Steve Stevenson wrote:
> James Fetzer has a really great article on this particular view of
> computing.

    Geez, I remember thinking about 8 years ago when I read the article that
it had little content.   Wasn't the paper an extended argument against
program verification, and wasn't his main point just the standard Cartesian
criticism that we can always make a error, no matter how much we try to
verify a program with a formal proof?   The proof that the program is
correct may itself wrong, and other things can go wrong as well.  The reason
I thought his paper had little content--supposing I remember it
correctly--is that his argument seemed to apply to *everything*.  For
example, suppose I offer the following argument schema as valid in standard
logic:

        All A are B
        x is an A
_________________
Therefore: x is a B

And, suppose some large number of people--like the people in FOM--were to
examine the above schema and pronounce it correct.  It *could* be the case
that we're all mistaken.   It's *possible* for all of us to be wrong, even
in judging the validity of so simple an argument.  That is, it isn't
*necessarily* the case we can't make such a mistake.   But, I don't think
this overly general fact about our human fallibility has any  specific
importance to the proofs of program correctness.  That is, our fallibility
applies to *everything*, doesn't it?

>The gist of his article (please read it for all the other
> things) is what I have termed the Fetzer boundary.
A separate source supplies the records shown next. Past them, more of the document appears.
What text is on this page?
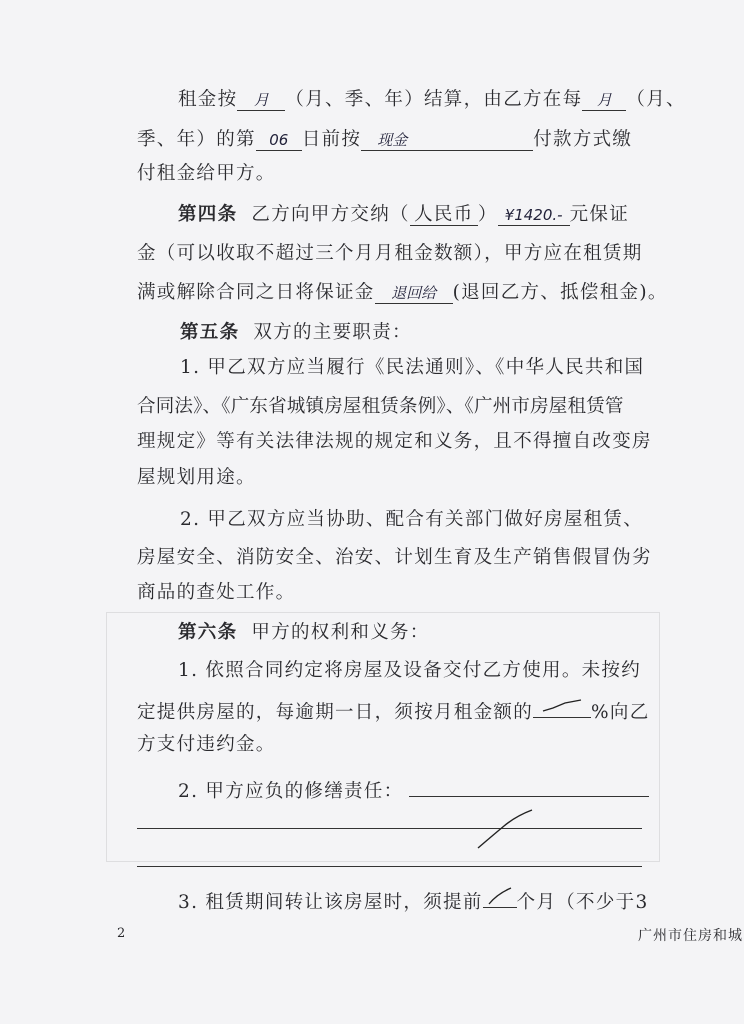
租金按 月 （月、季、年）结算，由乙方在每 月 （月、
季、年）的第 06 日前按 现金	付款方式缴
付租金给甲方。
第四条 乙方向甲方交纳（ 人民币 ） ¥1420.- 元保证
金（可以收取不超过三个月月租金数额），甲方应在租赁期
满或解除合同之日将保证金 退回给 (退回乙方、抵偿租金)。
第五条 双方的主要职责：
1. 甲乙双方应当履行《民法通则》、《中华人民共和国
合同法》、《广东省城镇房屋租赁条例》、《广州市房屋租赁管
理规定》等有关法律法规的规定和义务，且不得擅自改变房
屋规划用途。
2. 甲乙双方应当协助、配合有关部门做好房屋租赁、
房屋安全、消防安全、治安、计划生育及生产销售假冒伪劣
商品的查处工作。
第六条 甲方的权利和义务：
1. 依照合同约定将房屋及设备交付乙方使用。未按约
定提供房屋的，每逾期一日，须按月租金额的	%向乙
方支付违约金。
2. 甲方应负的修缮责任：
3. 租赁期间转让该房屋时，须提前 个月（不少于3
2	广州市住房和城
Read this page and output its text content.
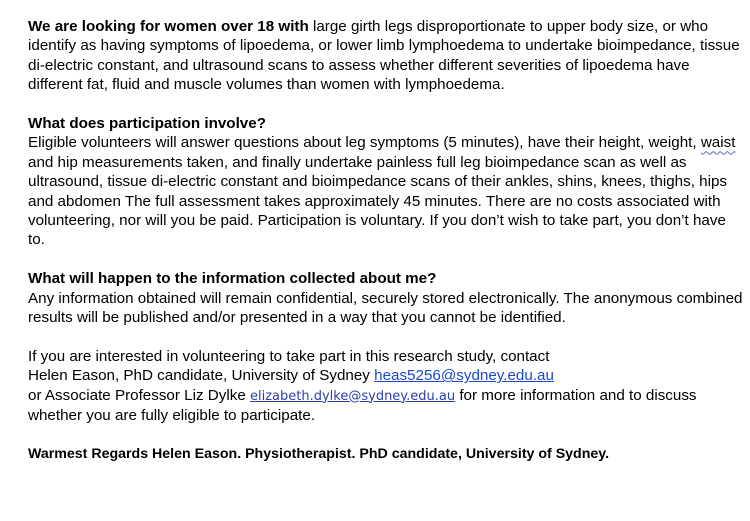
We are looking for women over 18 with large girth legs disproportionate to upper body size, or who identify as having symptoms of lipoedema, or lower limb lymphoedema to undertake bioimpedance, tissue di-electric constant, and ultrasound scans to assess whether different severities of lipoedema have different fat, fluid and muscle volumes than women with lymphoedema.

What does participation involve?
Eligible volunteers will answer questions about leg symptoms (5 minutes), have their height, weight, waist and hip measurements taken, and finally undertake painless full leg bioimpedance scan as well as ultrasound, tissue di-electric constant and bioimpedance scans of their ankles, shins, knees, thighs, hips and abdomen The full assessment takes approximately 45 minutes. There are no costs associated with volunteering, nor will you be paid. Participation is voluntary. If you don’t wish to take part, you don’t have to.

What will happen to the information collected about me?
Any information obtained will remain confidential, securely stored electronically. The anonymous combined results will be published and/or presented in a way that you cannot be identified.

If you are interested in volunteering to take part in this research study, contact
Helen Eason, PhD candidate, University of Sydney heas5256@sydney.edu.au
or Associate Professor Liz Dylke elizabeth.dylke@sydney.edu.au for more information and to discuss whether you are fully eligible to participate.

Warmest Regards Helen Eason. Physiotherapist. PhD candidate, University of Sydney.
There is a point at
> which computing is no longer mathematics because it is no longer
> formal.


    Please correct me if I am wrong, but as I recall, his arguments apply
equally well to mathematics (except for his specific comments about
compilers, of course).  That is, consider a formal proof checker that's been
created to check the accuracy of math proofs.  It is possible for a proof to
be be wrong and for the proof checker to err (for any number of reasons) and
incorrectly label it as a good proof.  (And, if we thought we could shore
this up with a proof checker to check the proof checker, then *this* very
proof checker would need a proof checker, etc. etc.)  Again, this overly
general fact about fallibility doesn't seem to cut any ice about computer
science specifically.  Here, the Fetzer conclusion would be that math itself
is not formal, since one can't (in Descartes's sense) be *absolutely
certain* that a mistake in a math proof hasn't been made.
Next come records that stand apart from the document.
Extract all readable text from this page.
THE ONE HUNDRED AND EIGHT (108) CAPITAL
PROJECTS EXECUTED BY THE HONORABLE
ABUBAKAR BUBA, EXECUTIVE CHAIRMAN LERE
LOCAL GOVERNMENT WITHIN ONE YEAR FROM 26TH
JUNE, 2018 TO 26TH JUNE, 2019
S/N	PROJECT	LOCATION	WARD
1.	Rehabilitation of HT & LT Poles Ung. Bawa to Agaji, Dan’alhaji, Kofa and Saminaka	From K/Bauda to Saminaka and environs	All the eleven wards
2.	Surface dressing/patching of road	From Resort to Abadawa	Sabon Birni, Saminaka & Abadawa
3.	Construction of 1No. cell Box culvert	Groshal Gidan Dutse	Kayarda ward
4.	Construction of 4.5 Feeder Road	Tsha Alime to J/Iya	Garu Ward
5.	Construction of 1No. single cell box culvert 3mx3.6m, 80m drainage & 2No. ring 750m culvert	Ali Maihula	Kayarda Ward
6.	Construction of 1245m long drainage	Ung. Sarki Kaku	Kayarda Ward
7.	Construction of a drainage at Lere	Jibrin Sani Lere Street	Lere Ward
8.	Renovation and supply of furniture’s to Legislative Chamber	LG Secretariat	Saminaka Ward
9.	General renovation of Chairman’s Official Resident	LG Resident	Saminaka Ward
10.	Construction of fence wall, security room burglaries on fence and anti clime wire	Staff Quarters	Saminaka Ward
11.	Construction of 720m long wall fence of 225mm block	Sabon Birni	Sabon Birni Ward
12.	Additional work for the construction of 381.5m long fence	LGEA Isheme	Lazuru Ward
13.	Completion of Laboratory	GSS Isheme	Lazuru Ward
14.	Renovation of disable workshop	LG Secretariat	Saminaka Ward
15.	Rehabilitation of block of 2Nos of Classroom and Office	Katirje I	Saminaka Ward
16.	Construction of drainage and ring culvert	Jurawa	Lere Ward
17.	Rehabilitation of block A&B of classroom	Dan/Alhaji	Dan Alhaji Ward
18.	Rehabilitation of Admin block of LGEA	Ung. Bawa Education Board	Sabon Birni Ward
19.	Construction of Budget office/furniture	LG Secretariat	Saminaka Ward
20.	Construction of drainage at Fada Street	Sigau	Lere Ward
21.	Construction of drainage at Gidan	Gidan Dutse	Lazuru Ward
    (The more general criticism of program correctness, which seems valid to
me, is that proofs of program correctness are themselves much harder to be
sure of than the original programs.  The proofs of correctness of even very
simple programs can become extremely unwieldy.  This raises the question of
the worth of a proof that could be wrong, if the program itself is easier to
check by standard methods without a proof.  On the other hand, having a
proof may increase one's degree of confidence in the program's correctness,
despite the fact there's still a chance both the program and the proof could
be wrong.  One proposed solution is to not waste time verifying individual
programs, but to have *programs* that prove correctness--though of course
these programs need to be checked.  And, one program can check another,
though we know by Turing that there's an absolute limit to this.
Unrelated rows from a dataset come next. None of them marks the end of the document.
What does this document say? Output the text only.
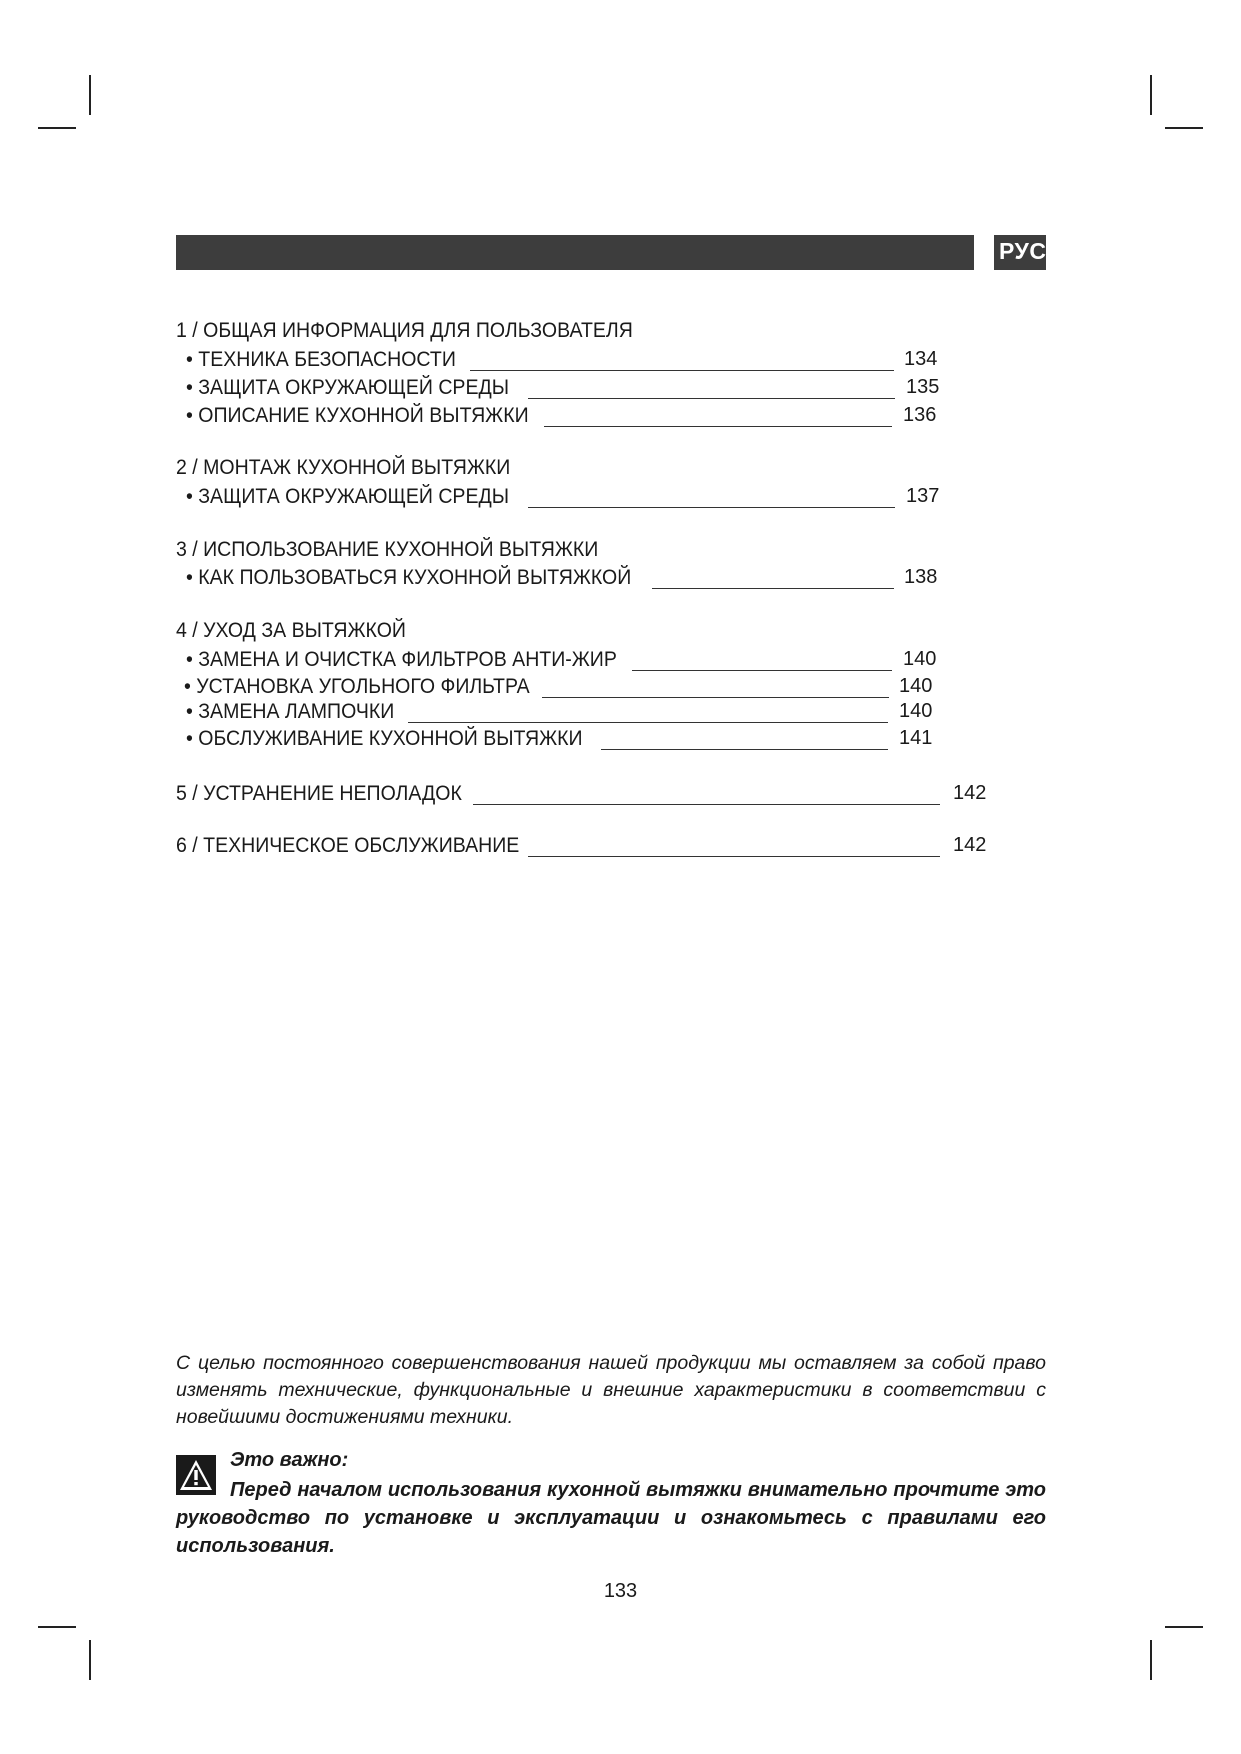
РУСС
1 / ОБЩАЯ ИНФОРМАЦИЯ ДЛЯ ПОЛЬЗОВАТЕЛЯ
• ТЕХНИКА БЕЗОПАСНОСТИ	134
• ЗАЩИТА ОКРУЖАЮЩЕЙ СРЕДЫ	135
• ОПИСАНИЕ КУХОННОЙ ВЫТЯЖКИ	136
2 / МОНТАЖ КУХОННОЙ ВЫТЯЖКИ
• ЗАЩИТА ОКРУЖАЮЩЕЙ СРЕДЫ	137
3 / ИСПОЛЬЗОВАНИЕ КУХОННОЙ ВЫТЯЖКИ
• КАК ПОЛЬЗОВАТЬСЯ КУХОННОЙ ВЫТЯЖКОЙ	138
4 / УХОД ЗА ВЫТЯЖКОЙ
• ЗАМЕНА И ОЧИСТКА ФИЛЬТРОВ АНТИ-ЖИР	140
• УСТАНОВКА УГОЛЬНОГО ФИЛЬТРА	140
• ЗАМЕНА ЛАМПОЧКИ	140
• ОБСЛУЖИВАНИЕ КУХОННОЙ ВЫТЯЖКИ	141
5 / УСТРАНЕНИЕ НЕПОЛАДОК	142
6 / ТЕХНИЧЕСКОЕ ОБСЛУЖИВАНИЕ	142
С целью постоянного совершенствования нашей продукции мы оставляем за собой право изменять технические, функциональные и внешние характеристики в соответствии с новейшими достижениями техники.
Это важно:
Перед началом использования кухонной вытяжки внимательно прочтите это руководство по установке и эксплуатации и ознакомьтесь с правилами его использования.
133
    On the other hand, I don't want to claim computer science *is* a formal,
mathematical discipline.   I tend to think there was an interaction between
the engineering and the formal sides of computer science as it developed.
I think the mathematical discoveries in the 30's gave c.s. a tremendous
boost, but I think historically the engineering side came first.   If it's
to be argued whether c.s. is really engineering or whether it's really, say,
an implementation of recursive function theory, then I think the argument
would depend upon what is meant by "really".